1. The top-performing sectors in Q1’23 were as follows (total returns): 21.82% (Technology), 20.50% (Communication Services) and 16.05% (Consumer Discretionary). The total return on the S&P 500 Index was 7.48%. The other eight sectors generated total returns ranging from 4.29% (Materials) to -5.56% (Financials).
2. For comparative purposes, the top-performing sectors in Q1’22 were as follows (total returns): 39.03% (Energy), 4.77%% (Utilities) and -1.01% (Consumer Staples). The worst-performing sectors for the period (total return) were: -11.92% (Communication Services), -9.03% (Consumer Discretionary) and -8.36% (Information Technology).
3. The S&P 500 posted a total return of -18.13% for the 2022 calendar year. Of the 11 major sectors that comprise the index, only Energy and Utilities registered positive total returns in 2022.
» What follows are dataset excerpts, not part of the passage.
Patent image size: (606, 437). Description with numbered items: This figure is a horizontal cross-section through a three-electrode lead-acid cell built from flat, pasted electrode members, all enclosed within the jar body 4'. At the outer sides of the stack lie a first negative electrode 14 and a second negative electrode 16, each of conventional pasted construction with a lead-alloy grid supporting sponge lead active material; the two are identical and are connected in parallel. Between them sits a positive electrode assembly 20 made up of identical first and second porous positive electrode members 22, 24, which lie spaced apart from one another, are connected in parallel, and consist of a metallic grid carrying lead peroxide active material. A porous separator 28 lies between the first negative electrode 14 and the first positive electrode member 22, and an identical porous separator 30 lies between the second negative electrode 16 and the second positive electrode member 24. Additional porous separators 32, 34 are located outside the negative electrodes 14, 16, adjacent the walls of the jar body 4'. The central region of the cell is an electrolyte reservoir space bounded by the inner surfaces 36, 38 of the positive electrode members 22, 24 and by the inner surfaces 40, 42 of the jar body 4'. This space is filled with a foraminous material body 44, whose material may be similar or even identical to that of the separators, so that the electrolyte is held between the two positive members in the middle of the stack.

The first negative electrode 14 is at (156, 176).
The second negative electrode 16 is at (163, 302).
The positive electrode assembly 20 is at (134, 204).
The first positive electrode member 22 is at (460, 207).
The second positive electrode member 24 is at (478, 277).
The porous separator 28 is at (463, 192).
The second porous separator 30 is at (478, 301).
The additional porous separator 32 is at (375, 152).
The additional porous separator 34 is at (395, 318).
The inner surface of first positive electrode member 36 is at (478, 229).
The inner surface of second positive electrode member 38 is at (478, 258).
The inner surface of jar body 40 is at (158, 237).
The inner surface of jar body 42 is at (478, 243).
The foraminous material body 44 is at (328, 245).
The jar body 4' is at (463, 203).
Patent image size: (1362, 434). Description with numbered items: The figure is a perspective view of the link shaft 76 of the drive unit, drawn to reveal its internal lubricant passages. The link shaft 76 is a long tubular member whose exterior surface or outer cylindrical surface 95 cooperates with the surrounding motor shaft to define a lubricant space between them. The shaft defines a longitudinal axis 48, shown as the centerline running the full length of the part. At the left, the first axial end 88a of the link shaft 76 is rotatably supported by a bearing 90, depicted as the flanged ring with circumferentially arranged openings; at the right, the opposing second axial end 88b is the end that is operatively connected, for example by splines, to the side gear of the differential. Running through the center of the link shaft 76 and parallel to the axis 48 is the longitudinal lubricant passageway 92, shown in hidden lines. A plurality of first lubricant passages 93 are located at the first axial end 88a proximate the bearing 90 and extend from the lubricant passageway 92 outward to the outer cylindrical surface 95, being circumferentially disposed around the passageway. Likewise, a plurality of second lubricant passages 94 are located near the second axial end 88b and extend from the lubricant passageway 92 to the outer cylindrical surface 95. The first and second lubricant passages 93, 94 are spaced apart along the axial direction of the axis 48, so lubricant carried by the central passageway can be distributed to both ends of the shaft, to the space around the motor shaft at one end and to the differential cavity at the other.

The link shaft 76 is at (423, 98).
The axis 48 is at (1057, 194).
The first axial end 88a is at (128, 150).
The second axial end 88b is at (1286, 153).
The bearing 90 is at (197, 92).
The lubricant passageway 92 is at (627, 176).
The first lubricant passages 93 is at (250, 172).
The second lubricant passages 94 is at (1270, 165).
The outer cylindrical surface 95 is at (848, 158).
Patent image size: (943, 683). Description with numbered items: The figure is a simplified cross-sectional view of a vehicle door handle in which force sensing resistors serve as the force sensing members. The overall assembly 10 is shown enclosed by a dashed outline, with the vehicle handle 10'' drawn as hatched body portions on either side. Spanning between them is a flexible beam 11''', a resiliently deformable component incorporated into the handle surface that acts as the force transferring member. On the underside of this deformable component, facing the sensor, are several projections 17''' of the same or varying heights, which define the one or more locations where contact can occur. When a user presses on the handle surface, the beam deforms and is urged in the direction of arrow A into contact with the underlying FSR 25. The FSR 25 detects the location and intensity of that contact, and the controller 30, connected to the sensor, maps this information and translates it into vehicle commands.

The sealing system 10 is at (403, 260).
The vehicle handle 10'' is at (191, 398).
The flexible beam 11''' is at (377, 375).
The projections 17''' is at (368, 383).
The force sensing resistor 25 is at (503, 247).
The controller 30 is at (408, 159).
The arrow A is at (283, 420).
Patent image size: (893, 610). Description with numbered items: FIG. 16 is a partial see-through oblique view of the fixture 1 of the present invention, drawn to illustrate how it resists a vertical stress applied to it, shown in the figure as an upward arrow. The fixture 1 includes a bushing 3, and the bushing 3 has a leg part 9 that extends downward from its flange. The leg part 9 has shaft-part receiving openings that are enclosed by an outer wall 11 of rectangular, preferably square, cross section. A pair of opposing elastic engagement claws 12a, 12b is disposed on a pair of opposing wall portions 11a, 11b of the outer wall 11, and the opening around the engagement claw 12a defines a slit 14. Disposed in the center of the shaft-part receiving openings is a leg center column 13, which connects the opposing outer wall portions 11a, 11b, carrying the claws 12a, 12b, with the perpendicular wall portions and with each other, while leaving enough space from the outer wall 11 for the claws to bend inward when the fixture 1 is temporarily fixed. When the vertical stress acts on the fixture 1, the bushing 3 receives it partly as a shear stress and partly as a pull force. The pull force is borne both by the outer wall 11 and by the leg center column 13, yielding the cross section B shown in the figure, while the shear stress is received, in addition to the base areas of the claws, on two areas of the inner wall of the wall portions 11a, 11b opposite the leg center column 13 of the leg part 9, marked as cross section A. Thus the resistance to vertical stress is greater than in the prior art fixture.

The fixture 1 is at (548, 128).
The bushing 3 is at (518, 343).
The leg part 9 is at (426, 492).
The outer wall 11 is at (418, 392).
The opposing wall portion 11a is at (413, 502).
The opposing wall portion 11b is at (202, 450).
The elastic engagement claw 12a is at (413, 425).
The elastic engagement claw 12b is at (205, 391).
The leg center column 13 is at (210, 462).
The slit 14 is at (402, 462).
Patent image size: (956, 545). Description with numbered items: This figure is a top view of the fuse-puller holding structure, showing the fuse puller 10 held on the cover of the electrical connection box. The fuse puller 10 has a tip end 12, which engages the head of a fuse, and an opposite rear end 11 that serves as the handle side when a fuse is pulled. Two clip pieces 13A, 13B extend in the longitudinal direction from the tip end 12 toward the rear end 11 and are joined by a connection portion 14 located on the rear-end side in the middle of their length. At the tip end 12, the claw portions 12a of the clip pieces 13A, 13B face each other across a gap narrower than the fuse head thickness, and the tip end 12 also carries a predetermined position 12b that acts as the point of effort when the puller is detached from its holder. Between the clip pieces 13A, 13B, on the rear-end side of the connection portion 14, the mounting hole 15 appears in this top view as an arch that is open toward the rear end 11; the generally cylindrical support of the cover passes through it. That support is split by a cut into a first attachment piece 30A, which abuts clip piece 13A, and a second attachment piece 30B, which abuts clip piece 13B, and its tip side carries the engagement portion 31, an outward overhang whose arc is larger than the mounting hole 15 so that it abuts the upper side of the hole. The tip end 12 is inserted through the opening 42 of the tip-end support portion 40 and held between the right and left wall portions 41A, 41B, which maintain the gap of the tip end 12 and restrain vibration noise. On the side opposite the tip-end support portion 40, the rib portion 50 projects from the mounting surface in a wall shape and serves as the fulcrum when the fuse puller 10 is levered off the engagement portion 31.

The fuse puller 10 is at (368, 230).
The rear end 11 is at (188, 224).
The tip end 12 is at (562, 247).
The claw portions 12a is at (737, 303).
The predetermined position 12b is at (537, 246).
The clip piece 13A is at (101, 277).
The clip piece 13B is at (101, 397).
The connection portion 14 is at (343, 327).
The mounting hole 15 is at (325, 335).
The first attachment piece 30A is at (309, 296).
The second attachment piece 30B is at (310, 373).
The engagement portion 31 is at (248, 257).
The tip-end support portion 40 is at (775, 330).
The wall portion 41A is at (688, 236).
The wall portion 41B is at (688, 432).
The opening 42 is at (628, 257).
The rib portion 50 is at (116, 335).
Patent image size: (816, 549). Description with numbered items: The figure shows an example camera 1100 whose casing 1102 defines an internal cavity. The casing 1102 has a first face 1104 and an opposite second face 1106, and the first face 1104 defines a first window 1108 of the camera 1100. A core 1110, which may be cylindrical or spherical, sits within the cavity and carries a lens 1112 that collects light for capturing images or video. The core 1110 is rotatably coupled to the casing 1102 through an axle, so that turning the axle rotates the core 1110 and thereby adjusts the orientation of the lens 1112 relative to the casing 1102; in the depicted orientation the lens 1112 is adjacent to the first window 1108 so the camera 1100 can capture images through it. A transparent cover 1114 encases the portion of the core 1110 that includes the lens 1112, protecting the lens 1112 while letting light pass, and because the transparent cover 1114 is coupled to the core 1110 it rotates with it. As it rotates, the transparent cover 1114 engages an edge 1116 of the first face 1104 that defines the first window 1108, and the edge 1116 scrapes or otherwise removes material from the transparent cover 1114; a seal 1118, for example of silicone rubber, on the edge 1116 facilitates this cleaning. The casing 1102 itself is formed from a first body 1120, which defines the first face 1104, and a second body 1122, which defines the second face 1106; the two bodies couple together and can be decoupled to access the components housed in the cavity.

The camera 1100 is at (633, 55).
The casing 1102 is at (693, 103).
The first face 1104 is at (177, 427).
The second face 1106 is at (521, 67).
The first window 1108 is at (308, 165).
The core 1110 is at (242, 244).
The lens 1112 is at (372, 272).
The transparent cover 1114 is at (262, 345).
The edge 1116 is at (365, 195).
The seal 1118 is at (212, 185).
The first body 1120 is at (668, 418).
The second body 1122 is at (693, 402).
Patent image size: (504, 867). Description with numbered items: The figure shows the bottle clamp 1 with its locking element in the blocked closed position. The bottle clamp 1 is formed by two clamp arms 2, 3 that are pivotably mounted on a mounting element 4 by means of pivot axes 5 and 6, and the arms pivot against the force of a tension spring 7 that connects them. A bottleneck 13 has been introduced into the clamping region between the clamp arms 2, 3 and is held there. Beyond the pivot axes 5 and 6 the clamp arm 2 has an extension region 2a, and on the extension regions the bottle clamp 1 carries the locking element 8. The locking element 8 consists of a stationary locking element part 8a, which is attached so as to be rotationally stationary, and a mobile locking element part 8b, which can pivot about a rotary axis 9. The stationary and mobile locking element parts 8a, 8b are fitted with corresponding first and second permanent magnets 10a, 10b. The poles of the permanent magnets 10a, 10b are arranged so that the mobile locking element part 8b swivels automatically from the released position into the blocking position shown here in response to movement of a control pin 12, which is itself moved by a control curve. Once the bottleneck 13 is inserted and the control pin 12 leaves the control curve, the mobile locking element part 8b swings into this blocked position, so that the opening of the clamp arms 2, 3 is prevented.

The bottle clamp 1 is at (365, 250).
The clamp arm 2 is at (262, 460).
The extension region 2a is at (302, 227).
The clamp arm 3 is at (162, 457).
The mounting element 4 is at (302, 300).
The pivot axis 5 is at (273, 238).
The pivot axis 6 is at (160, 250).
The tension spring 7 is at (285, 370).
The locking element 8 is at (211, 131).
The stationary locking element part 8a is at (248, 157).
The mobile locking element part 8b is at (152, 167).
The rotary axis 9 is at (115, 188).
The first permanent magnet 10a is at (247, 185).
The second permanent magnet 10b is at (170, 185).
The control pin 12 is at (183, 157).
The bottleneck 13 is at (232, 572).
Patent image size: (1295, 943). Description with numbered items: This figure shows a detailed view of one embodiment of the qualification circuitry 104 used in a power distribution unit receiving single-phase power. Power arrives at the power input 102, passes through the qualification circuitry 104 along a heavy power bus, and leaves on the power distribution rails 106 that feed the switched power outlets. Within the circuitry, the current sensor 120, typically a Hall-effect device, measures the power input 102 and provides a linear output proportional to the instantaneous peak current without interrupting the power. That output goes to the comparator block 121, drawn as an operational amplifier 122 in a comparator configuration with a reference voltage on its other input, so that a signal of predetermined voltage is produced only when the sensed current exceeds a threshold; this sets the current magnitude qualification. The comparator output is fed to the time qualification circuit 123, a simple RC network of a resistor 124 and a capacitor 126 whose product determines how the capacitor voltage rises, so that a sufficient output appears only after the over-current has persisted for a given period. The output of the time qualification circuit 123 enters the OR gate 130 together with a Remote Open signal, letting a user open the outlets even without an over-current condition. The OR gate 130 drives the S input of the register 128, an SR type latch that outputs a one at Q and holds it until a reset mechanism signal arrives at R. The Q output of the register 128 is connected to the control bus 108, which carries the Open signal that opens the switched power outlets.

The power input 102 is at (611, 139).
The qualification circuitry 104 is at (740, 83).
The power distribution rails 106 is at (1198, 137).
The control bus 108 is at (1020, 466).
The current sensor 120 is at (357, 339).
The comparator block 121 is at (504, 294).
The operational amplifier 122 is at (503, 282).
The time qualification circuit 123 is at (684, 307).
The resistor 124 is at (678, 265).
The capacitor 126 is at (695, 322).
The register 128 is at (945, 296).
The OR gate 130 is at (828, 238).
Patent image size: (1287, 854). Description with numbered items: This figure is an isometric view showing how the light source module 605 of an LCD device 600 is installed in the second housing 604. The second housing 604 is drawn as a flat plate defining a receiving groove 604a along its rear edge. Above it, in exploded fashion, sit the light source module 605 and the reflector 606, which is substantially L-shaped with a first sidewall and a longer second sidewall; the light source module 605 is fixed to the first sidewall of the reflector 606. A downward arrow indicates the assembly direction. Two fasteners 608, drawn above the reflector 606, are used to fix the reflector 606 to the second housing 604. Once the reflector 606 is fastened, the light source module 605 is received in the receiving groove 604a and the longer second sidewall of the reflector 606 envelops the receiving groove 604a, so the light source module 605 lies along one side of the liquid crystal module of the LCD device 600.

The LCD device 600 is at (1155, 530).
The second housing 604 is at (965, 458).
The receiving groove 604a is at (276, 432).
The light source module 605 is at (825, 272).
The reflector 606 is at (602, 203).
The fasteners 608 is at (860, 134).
4. Click here to access the post featuring the top-performing sectors in Q2’21, Q3’21, Q4’21 and Q1’22
Takeaway
As we can observe from today’s chart, the top-performing sectors can vary wildly from quarter to quarter. In our view, lower interest rates across much of the yield curve likely provided a significant boost to the valuations of the top-performing sectors over the first quarter. In addition, an easing in the chips shortage and relatively strong consumer spending data in January and February may have fostered growth in the Technology and Consumer Discretionary sectors at the start of 2023. That said, it is possible that the advantage those sectors enjoyed could dissipate in the coming months, in our opinion. In a sign of potential weakness to come, a total of 554 technology companies announced layoffs of over 167,000 employees year-to-date through 4/4/23. Furthermore, consumer sentiment, as measured by the University of Michigan’s Consumer Sentiment Index, fell from a reading of 67 in February, to 62 in March, although the metric is still higher than where it stood in March of last year. Should consumer spending falter, we would expect to see the Consumer Discretionary sector follow suit. We look forward to seeing what the data reveals next quarter.